Now is the time for GPs to brush up on the default provisions in their LPAs.  

A week ago, news broke of how Permira was prepared to let investors reduce their commitments to its latest fund. An unprecedented move for a buyout group, it delivered proof that there really are LPs out there who cannot keep their funding promises to general partners.

At the heart of the issue Permira is seeking to address is SVG Capital, its largest investor. SVG’s investment model relies on an over-commitment strategy that has come unstuck as distributions from previous investments have dried up. Given the size of SVG’s commitment to Permira’s latest fund (€2.8 billion), as well as the unusually close relationship between the two organisations (Permira has a 4 percent equity stake in SVG), this is quite an extraordinary situation.

However, SVG is hardly the only investor in the world today struggling with its private equity obligations. At a recent seminar hosted in London by law firm SJ Berwin, LP default was cited as one of the key risks facing private equity firms in 2009, alongside under performance, style drift and LP activism. 

Nigel van Zyl, a partner at SJ Berwin, confirmed there haven’t been many defaults yet. But he warned that more will come, and he also reported that many GPs are now busy reading those sections in their limited partnership agreements (LPAs) spelling out what happens if LPs balk at capital calls.

You couldn’t help thinking that most of these GPs must be reading these default provisions for the very first time. Until now, there was no need. Now there is, and because defaults are the worst case scenario for all concerned, GPs are advised to attend to problems in their investor base before they become acute.

Central to any proactive approach to the issue is, once again, for GPs to communicate early with LPs. Provided there is enough time to deal with a limited partner’s cash flow problem, there is a catalogue of measures that can be taken to minimise pain.
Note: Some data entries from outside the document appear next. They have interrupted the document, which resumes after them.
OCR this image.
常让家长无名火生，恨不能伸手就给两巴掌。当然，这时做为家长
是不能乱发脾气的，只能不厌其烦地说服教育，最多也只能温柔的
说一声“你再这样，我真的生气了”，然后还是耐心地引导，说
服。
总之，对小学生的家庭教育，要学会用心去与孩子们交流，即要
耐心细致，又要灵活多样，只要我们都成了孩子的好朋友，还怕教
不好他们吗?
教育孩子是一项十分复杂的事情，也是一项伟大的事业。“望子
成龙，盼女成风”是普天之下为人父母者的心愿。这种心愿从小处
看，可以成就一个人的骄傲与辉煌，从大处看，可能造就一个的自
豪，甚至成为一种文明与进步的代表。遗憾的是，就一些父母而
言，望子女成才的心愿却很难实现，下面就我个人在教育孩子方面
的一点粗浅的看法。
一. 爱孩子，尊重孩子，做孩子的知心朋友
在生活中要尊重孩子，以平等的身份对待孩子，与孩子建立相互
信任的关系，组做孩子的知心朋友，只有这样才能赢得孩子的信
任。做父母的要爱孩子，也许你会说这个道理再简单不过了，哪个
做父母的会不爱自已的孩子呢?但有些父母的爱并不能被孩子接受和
These include deferrals of capital calls; transfers of limited partnership interests to a new owner; or a partial resizing of the fund à la Permira.

GPs also need to think through the various conflict of interest problems vis-à-vis the non-defaulting LPs in the fund, as well as their fiduciary obligations towards them. Suffice it to say that this part of it gets complicated, too.

The bottom line, as van Zyl explained it to the many fund managers present at the seminar, is this: GPs need a strategy for dealing with defaults before they actually happen. A year ago, they would have dismissed this as a waste of time. But now, in the midst of the market meltdown, it is sensible advice. It is still highly unlikely that LPs will start breaking their funding commitments in droves. But in today’s environment, LP default has become an eventuality worth preparing for.